効果的なルアーとアクション方法・使い分け

甲殻系ワームを使ったアクション

 

ロックフィッシュと言えば、甲殻類!アイナメ・カサゴ・キジハタなど、テトラポットや海藻類、岩礁帯に潜んでいる根魚に効果的なルアーが甲殻系のワームです。

バスフィッシングで使用される、根掛かりを回避可能な「テキサスリグ」を使って根回りを探ると効果を発揮できます。専用フックの先端をワーム内部に収めることで、根がかりのリスクを極力防ぎます。

テトラポットの穴や海藻類の中にも積極的にワームを送り込み、根に潜むロックフィッシュを狙います。

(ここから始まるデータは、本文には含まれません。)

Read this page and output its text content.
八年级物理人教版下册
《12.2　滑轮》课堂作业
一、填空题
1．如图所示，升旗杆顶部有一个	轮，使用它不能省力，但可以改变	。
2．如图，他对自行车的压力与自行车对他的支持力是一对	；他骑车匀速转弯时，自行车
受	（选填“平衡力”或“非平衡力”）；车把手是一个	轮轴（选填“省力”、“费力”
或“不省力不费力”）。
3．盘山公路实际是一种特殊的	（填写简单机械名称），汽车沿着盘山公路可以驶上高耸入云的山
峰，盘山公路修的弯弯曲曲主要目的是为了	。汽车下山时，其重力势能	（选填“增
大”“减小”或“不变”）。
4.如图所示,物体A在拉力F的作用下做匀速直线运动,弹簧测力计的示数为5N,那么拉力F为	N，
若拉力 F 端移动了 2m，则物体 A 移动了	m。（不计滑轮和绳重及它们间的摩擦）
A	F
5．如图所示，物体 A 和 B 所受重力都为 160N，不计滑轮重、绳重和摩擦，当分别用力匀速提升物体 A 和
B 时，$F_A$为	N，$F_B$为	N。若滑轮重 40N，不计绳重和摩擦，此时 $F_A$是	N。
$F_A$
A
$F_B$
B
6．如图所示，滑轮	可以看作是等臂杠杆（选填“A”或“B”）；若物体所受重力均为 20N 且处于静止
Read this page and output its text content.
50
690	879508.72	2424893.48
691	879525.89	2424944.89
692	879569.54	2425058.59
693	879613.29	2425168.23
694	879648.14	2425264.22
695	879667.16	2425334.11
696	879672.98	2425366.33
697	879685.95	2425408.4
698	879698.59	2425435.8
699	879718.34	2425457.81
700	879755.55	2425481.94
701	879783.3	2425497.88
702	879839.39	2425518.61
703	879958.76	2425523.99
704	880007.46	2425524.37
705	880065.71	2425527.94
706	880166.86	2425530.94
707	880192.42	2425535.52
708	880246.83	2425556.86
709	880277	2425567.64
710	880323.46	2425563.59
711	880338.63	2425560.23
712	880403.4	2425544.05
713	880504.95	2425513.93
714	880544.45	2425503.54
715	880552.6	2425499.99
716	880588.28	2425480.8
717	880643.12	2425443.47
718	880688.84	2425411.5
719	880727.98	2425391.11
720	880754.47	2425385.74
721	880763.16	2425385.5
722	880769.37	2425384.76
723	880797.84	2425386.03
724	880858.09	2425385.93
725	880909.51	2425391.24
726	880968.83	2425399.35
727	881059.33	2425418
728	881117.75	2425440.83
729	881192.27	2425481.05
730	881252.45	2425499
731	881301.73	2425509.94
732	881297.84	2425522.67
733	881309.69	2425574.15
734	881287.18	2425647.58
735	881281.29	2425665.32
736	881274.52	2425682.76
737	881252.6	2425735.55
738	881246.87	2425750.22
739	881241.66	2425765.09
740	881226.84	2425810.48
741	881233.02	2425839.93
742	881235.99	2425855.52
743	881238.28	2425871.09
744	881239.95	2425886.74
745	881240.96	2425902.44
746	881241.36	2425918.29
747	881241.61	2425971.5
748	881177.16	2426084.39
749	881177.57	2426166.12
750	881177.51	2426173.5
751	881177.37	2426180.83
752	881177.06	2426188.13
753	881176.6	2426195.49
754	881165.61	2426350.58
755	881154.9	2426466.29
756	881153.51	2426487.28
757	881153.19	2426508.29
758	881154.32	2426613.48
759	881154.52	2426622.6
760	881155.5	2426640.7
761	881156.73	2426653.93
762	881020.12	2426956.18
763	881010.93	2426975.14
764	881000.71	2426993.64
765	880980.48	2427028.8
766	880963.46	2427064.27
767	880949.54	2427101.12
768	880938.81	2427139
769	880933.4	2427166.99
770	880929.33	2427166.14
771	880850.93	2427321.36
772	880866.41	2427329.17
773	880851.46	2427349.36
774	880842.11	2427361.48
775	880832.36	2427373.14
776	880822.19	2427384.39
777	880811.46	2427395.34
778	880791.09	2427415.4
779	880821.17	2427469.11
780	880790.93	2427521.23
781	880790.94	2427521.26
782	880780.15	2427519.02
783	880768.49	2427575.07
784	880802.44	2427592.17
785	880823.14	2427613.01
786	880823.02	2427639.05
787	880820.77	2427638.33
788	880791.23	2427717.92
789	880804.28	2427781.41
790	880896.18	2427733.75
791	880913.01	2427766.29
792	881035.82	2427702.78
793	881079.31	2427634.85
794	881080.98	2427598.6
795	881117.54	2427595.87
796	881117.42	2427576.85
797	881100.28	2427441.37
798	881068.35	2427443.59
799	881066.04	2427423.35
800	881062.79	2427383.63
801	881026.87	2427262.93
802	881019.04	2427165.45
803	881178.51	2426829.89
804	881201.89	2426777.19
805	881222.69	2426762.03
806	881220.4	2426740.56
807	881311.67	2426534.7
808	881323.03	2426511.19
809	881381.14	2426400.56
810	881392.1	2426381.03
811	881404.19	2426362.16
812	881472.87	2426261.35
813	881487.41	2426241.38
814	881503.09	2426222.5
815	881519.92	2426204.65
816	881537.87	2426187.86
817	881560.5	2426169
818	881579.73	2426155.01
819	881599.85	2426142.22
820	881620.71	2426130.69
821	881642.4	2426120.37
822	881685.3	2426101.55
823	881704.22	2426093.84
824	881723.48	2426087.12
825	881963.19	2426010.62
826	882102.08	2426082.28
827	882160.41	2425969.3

アクションとしては色々なパターンがありますが、代表的なのは「リフト&フォール」。海底のワームを上下に激しく動かすことで、魚にしっかりとアピールしバイトに繋げます。

 

小魚系のワームを使ったアクション

 

小魚を中心に捕食するクロソイ・メバルに効果的なのが、小魚を模したシャッド系ワームのただ巻き。

基本的にはワームをリトリーブすることで魚を誘うことができるため、キャストしただ巻きするだけでも魚にアピールできます。

しかし、ロックフィッシュは表層を回遊していることが稀なため、障害物や穴などがある海底までしっかりワームを落とし込むことが大切です。

ロックフィッシュは状況によって潜んでいるレンジが異なるため、自分が今どのような層でルアーを引いているのかを意識しながら釣りをするのが釣果アップの秘訣となります。

 

ロックフィッシュで釣果を伸ばすコツ

ベイトタックルを効果的に使う

 

アイナメ・キジハタなど大型根魚は非常に引きが強く、磯などで大型の個体を狙う場合スピニングタックルでは力不足になってしまいます。

ロックフィッシュはルアーにヒットすると強い力で障害物に潜るため、魚に主導権を渡さないタックルとしてベイトタックルを使うアングラーも多いです。

ベイトリールはクラッチを切ることで簡単にフリーフォールのアクションも演出できるため、縦の動きが効果的なアブラコや岩礁帯の穴などに潜むキジハタを攻略する際には非常に効果的です。

ベイトタックルを効果的に使うことで、大型根魚でもヒットしてからのキャッチ率を向上させることができます。

 

PEラインと重いシンカーを使った遠投

 

ロックフィッシュは近年人気が高まっているため、以前よりも魚に対してのプレッシャーが高くなってきています。

根ズレに強くトラブルの少ないフロロカーボンラインが定番ですが、PEラインを使った遠投セッティングのタックルを使えば、手付かずのポイントを攻略できます。

私は10g以上のシンカーを快適にキャストできるミディアム以上のスピニングロッドにPEラインを巻いた2500番台のスピニングリールを使っています。

PEラインは飛距離だけでなく、テンションをかけている際の感度も高いため、クロソイなどを狙うスイミングの釣りはもちろん、アイナメやキジハタなど海底の状況をしっかり把握しておく必要がある釣りにも有効です。

先述したとおり、ロックフィッシュは根ズレが起こりやすい障害物周りに潜んでいるため、PEラインを使う場合はショックリーダーが必須となります!

 

おわりに

 

というわけで以上、「ロックフィッシュの攻略法とタックル」について紹介してみました!

近年は特にゲーム性の高い釣りが展開されており、初心者から上級者まで楽しめる釣りとなっています。全体的に美味しい魚ばかりなので、食味を求めて釣りをする人も多いです。

北海道・東北がメインフィールドとなりますが、関東・関西方面でも大型のロックフィッシュが釣れることもあるので、ぜひチャレンジしてみてください!